Bagian IV : Aku dan Guru IPA

Bagian 4: Surat Terakhir dari Guru IPA

Hari-hari setelah perpisahan diam-diam itu… seperti hidup dalam diam.
Aku tetap masuk sekolah. Tetap mengikuti pelajaran. Tapi… ruang IPA kini terasa sunyi.
Karena tempat itu dulunya penuh getaran rahasia.
Dan kini, hanya ada papan tulis tanpa pesan tersembunyi, dan bangku kosong yang tak lagi berani kududuki paling depan.

Bu Santi tetap mengajar seperti biasa.
Tapi tidak pernah lagi menatapku. Tidak pernah lagi menyapaku.
Dan semua itu… justru membuat aku makin hancur.
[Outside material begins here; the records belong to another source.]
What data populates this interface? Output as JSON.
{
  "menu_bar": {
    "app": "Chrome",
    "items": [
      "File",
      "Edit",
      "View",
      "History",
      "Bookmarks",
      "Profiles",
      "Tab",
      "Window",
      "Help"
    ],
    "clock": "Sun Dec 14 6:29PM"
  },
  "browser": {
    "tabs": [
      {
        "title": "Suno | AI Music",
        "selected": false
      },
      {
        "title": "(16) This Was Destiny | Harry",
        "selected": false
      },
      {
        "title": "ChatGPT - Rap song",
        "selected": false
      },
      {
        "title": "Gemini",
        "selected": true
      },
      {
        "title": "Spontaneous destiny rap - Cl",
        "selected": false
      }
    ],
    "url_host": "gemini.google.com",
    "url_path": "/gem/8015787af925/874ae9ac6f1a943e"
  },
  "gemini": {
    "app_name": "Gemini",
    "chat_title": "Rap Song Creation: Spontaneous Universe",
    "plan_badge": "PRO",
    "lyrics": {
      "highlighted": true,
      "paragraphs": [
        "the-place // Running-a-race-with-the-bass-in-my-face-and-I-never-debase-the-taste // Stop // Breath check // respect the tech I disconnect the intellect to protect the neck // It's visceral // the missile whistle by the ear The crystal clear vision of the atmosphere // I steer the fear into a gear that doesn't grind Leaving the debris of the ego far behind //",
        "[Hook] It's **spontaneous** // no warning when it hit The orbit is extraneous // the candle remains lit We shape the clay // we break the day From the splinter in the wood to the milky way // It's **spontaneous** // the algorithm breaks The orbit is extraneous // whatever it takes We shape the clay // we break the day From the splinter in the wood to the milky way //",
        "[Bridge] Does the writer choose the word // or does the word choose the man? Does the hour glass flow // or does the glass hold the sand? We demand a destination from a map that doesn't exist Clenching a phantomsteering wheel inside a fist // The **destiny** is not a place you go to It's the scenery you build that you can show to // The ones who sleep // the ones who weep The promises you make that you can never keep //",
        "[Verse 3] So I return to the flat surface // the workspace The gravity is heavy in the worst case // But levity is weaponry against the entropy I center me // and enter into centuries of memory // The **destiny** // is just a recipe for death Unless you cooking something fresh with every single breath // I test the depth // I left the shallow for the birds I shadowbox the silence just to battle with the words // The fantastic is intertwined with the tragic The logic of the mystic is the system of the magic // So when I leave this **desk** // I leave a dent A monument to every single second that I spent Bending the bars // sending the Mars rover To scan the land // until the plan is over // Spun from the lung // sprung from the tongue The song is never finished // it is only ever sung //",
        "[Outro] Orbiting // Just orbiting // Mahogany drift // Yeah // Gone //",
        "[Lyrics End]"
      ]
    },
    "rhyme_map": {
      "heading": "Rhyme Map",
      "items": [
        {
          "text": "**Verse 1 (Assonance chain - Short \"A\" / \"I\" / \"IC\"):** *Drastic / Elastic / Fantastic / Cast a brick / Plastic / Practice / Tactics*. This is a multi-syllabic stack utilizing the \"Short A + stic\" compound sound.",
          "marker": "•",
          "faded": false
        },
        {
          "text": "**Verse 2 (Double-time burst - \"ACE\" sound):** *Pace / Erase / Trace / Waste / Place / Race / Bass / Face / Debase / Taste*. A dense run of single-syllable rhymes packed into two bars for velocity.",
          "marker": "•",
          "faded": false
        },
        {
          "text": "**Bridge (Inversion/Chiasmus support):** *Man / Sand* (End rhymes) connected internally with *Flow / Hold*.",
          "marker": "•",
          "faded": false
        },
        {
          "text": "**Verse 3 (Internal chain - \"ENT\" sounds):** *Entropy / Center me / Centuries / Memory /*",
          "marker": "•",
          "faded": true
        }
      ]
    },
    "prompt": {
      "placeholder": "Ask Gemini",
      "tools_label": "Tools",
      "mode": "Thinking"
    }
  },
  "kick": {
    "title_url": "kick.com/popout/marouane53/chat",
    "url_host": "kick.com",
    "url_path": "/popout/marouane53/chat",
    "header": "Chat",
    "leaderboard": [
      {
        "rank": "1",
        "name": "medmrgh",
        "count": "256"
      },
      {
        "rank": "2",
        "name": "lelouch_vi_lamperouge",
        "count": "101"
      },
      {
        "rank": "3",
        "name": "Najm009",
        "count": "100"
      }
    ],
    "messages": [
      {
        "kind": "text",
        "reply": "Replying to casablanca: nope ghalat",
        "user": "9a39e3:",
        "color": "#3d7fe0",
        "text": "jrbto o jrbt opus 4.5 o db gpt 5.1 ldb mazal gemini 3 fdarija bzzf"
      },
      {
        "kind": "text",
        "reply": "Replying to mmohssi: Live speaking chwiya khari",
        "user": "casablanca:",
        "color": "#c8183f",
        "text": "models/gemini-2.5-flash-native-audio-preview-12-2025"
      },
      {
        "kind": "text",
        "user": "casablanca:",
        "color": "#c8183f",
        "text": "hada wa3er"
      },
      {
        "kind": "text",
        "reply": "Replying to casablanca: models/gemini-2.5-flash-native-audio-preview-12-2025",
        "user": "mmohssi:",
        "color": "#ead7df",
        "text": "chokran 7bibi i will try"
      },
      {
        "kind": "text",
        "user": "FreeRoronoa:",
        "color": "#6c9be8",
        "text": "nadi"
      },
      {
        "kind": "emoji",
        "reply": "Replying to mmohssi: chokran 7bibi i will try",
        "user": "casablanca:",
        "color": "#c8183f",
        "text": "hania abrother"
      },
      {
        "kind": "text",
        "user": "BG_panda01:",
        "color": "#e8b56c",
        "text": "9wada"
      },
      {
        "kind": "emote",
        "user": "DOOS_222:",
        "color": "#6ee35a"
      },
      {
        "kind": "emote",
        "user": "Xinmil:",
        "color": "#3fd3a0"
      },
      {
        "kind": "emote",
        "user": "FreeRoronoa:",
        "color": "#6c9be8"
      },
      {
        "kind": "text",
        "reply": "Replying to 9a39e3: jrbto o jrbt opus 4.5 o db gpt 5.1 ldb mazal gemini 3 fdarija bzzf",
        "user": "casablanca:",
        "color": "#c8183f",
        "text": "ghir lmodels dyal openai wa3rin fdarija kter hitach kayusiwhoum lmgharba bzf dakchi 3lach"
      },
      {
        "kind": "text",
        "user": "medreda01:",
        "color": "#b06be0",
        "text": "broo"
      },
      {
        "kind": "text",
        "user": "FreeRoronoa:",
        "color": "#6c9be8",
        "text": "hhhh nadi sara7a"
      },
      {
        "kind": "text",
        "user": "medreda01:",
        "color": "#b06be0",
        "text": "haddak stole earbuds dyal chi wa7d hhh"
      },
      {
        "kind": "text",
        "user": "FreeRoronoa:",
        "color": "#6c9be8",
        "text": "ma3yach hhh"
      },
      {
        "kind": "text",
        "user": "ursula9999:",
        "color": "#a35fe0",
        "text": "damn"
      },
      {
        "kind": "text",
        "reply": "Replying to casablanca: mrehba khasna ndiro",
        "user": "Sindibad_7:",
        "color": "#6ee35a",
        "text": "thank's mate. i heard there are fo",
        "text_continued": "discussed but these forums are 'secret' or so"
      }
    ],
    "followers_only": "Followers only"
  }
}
Hingga suatu hari… di lokerku, aku menemukan amplop putih.

Tanpa nama.
Tanpa hiasan.
Hanya satu tulisan dengan tinta hitam:

“Untuk Ronny – dari yang selalu menahan rasa.”

Tanganku gemetar saat membukanya.
Dan di dalamnya… tulisan tangan Bu Santi.

📜 Isi Surat Bu Santi:

Ronny…

Kalau kamu membaca ini, berarti aku sudah yakin… kamu akan pergi lebih jauh dariku.

Bukan karena kamu tak mencintaiku… tapi karena kamu pantas dapat sesuatu yang lebih baik daripada aku — seorang guru yang terlalu cepat jatuh, dan terlalu lemah menahan perasaan.

Malam-malam bersamamu, pelukanmu, caramu memanggil namaku tanpa “Bu”… semua itu bukan kesalahan. Tapi juga bukan sesuatu yang bisa aku simpan selamanya.

Karena pada akhirnya… aku akan tetap jadi “guru IPA,” dan kamu akan tetap jadi “murid terakhir yang membuatku merasa hidup.”

Kalau kamu bertanya kenapa aku menahan diri… karena aku tahu: cinta yang tumbuh di ruang terlarang, tidak bisa hidup di dunia nyata.

Tapi… jika suatu saat kamu sudah bukan muridku lagi, dan kamu masih ingat siapa aku… datanglah ke rumah itu. Aku akan menunggumu.

Sampai kapan?
Sampai aku berhenti berharap. Dan itu… tidak dalam waktu dekat.

— Santi

Surat itu menamparku pelan-pelan.
Bukan karena marah…
tapi karena semua yang aku rasakan, ternyata tak pernah sendirian.

Seminggu setelah surat itu…

Ujian Nasional selesai.

Hari terakhir sekolah. Semua siswa merayakan.
Tapi aku… hanya menatap koridor lantai dua,
tempat terakhir aku melihatnya berdiri sendiri, sebelum menghilang di balik ruang guru.

Aku kembali ke rumahnya malam itu.
Tapi tidak ada siapa-siapa.
Rumahnya gelap.
Pintunya tertutup.
Dan di pegangan gerbang… hanya ada satu kertas kecil.

“Saya pergi. Untuk menenangkan diri. Tapi suratmu, Ronny… akan selalu aku simpan.”